Actualité 22 avril 2021

Lettre commune appelant à voter contre le règlement de prévention de la diffusion de contenus à caractère terroriste en ligne

Alors que les membres du Parlement européen sont invités à se prononcer sur la Proposition de règlement relatif à la prévention de la diffusion de contenus à caractère terroriste en ligne le 28 avril 2021, Renaissance Numérique s'associe avec l'association Creis-Terminal, le CECIL, Globenet, Internet Sans Frontières, l'Internet Society France, La Quadrature du Net, la Ligue des droits de l’Homme, l'Observatoire des Libertés et du Numérique, le Syndicat de la Magistrature, le Syndicat des Avocats de France et Wikimedia France pour porter une lettre commune appelant les députés européens à voter contre la proposition de règlement.

LES ORGANISATIONS SIGNATAIRES

  • Creis-Terminal

  • CECIL

  • Globenet

  • Internet Sans Frontières

  • Internet Society France

  • La Quadrature du Net

  • Ligue des droits de l’Homme

  • Observatoire des Libertés et du Numérique

  • Renaissance Numérique

  • Syndicat de la Magistrature

  • Syndicat des Avocats de France

  • Wikimédia France

Mesdames les députées, Messieurs les députés,

Le 28 avril prochain, le Parlement européen est appelé à voter en deuxième lecture sur la proposition du règlement de prévention de la diffusion de contenus à caractère terroriste en ligne.

Ce texte, tel qu’il est rédigé aujourd’hui, permettrait aux autorités de n’importe quel État membre de l’Union européenne de demander à toute plateforme en ligne le retrait en une heure d’un contenu que cette autorité aurait considéré comme relevant d’un caractère terroriste.
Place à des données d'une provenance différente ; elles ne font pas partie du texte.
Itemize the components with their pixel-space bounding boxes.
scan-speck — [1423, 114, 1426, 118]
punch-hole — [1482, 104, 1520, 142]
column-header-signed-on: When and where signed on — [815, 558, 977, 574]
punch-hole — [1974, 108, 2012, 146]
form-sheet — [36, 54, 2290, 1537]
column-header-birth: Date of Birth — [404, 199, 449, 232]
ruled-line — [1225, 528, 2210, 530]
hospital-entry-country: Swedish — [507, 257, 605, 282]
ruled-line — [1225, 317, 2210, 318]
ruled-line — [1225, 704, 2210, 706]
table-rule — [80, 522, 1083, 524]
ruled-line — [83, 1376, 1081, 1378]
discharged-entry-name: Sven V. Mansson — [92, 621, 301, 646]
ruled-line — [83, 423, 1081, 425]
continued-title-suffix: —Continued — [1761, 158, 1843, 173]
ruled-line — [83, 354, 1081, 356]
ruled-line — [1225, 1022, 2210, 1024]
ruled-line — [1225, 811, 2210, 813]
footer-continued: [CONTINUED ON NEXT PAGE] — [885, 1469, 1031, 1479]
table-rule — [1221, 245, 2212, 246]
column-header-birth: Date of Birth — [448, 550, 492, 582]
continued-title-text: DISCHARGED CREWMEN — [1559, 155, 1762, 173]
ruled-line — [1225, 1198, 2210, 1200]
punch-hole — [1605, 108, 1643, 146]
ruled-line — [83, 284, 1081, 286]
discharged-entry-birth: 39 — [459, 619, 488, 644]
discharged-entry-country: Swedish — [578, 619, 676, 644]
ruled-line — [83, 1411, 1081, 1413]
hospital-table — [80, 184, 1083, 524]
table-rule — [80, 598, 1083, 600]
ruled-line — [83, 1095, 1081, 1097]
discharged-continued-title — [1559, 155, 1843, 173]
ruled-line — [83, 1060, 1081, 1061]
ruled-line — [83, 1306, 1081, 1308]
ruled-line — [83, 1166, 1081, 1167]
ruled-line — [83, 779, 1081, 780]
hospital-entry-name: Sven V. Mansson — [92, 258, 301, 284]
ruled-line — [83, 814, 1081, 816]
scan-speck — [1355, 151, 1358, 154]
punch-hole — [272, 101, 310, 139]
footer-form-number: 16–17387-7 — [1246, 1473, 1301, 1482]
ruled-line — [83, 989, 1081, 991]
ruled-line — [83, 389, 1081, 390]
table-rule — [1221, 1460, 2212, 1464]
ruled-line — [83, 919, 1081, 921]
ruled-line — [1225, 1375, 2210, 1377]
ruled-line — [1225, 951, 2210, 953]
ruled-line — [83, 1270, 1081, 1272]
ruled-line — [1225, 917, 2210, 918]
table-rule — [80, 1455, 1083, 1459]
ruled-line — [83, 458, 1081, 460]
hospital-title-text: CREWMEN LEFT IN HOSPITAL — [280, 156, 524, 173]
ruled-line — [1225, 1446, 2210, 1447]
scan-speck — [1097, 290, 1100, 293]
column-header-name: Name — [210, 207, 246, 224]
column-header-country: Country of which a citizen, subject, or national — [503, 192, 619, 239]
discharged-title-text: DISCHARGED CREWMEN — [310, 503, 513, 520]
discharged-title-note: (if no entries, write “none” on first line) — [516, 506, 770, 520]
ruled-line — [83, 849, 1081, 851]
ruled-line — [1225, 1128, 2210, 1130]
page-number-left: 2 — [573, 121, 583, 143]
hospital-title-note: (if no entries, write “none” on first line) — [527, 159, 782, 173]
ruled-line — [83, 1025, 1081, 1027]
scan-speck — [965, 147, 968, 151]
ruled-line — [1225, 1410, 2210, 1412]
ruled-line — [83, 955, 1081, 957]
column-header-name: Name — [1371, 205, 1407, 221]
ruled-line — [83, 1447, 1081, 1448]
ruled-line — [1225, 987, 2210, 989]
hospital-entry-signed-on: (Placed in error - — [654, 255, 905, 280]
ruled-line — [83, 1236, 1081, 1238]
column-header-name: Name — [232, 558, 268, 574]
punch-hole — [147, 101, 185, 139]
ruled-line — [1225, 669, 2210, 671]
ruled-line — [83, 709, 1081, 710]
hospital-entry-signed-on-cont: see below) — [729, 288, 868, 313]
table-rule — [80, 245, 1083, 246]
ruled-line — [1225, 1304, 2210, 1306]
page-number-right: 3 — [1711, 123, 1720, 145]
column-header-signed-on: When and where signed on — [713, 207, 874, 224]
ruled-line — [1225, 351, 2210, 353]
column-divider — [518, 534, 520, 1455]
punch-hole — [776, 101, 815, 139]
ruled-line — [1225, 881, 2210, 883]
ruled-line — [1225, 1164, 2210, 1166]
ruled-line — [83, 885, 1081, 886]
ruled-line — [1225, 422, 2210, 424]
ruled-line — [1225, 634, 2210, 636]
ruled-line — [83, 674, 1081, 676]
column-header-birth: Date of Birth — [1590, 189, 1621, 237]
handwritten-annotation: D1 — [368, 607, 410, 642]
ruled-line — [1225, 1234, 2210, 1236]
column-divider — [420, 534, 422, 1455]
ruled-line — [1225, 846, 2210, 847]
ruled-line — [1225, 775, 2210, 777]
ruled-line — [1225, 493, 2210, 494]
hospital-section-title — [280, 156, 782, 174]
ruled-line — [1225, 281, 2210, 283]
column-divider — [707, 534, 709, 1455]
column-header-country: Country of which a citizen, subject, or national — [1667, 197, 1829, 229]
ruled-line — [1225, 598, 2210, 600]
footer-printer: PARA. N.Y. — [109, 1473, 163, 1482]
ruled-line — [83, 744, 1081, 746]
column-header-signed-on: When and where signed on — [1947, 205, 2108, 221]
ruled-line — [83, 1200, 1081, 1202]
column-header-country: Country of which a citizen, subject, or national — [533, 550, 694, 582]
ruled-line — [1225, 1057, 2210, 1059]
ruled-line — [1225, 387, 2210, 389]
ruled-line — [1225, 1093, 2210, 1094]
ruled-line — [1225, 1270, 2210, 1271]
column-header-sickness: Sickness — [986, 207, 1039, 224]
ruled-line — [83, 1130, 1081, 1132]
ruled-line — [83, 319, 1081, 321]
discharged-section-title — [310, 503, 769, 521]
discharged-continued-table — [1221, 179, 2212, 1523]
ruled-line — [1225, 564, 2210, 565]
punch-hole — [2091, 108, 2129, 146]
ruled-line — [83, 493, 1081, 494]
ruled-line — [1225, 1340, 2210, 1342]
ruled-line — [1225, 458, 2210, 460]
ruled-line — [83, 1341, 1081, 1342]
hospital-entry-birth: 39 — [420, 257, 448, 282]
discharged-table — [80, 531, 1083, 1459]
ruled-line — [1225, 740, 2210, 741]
Nous, organisations, syndicats et associations de défense des libertés, vous demandons de voter contre cette proposition.

En l’état, ce texte risque d’affaiblir nos droits et libertés fondamentales :

  • En donnant la possibilité à une autorité d’imposer aux services en ligne, sous la menace d’importantes sanctions, le retrait d’un contenu en seulement une heure, cette proposition risque de renforcer le développement d’outils de filtrage automatisé et de nuire ainsi gravement à la liberté d’expression en ligne ;
  • L’absence de tout contrôle judiciaire indépendant et le caractère possiblement transfrontalier des demandes de retrait pourraient mener à la censure d’opposants politiques et de mouvements sociaux.

Les dangers de ce texte ont été régulièrement dénoncés par de nombreuses organisations et institutions depuis sa présentation1. Récemment encore, 61 organisations européennes ont rappelé le risque qu’il posait et vous ont demandé, en tant que parlementaires, de le rejeter2.

Nous rejoignons leur appel et attirons tout particulièrement votre attention sur les contradictions de ce texte avec la décision du Conseil constitutionnel français du 18 juin 2020 sur la loi visant à lutter contre les contenus haineux sur Internet telle que proposée par la députée Laetitia Avia3. Le juge constitutionnel y a notamment censuré une disposition semblable à celle prévue dans la proposition de règlement permettant à l’autorité administrative de demander à toute plateforme en ligne le retrait en une heure d’un contenu que cette autorité aurait qualifié de terroriste, sans le contrôle préalable d’un juge.

Le Conseil constitutionnel a notamment justifié sa censure du fait que l’appréciation du caractère illicite du contenu était soumise à la seule appréciation de l’administration, que le recours contre la demande de retrait n’était pas suspensif et que le délai d’une heure ne permettait pas d’obtenir une décision d’un juge avant le retrait du contenu. Il en a déduit que cette disposition constituait une atteinte à la liberté d’expression et de communication qui n’était pas adaptée, proportionnée ou nécessaire.

Aucune des dispositions prévues aujourd’hui dans la proposition de règlement européen ne vient rectifier la contradiction flagrante entre les exigences constitutionnelles françaises et l’obligation de censure en une heure au cœur du texte sur lequel vous êtes appelé(e)s à voter.

Nous vous demandons donc de respecter la décision du Conseil constitutionnel du 18 juin 2020 et de rejeter ce texte contraire à nos droits et libertés fondamentales.


1 En décembre 2018, plus de 60 organisations demandaient déjà le retrait de texte. Plus récemment, le 3 novembre 2020, les rapporteurs spéciaux des Nations Unies ont ainsi alerté des dangers de ce texte pour les libertés fondamentales. 

2 Le 27 mars 2021, une coalition de 61 organisations européennes a demandé aux parlementaires européens de rejeter ce texte.

3 Conseil constitutionnel, Décision n° 2020-801 DC du 18 juin 2020.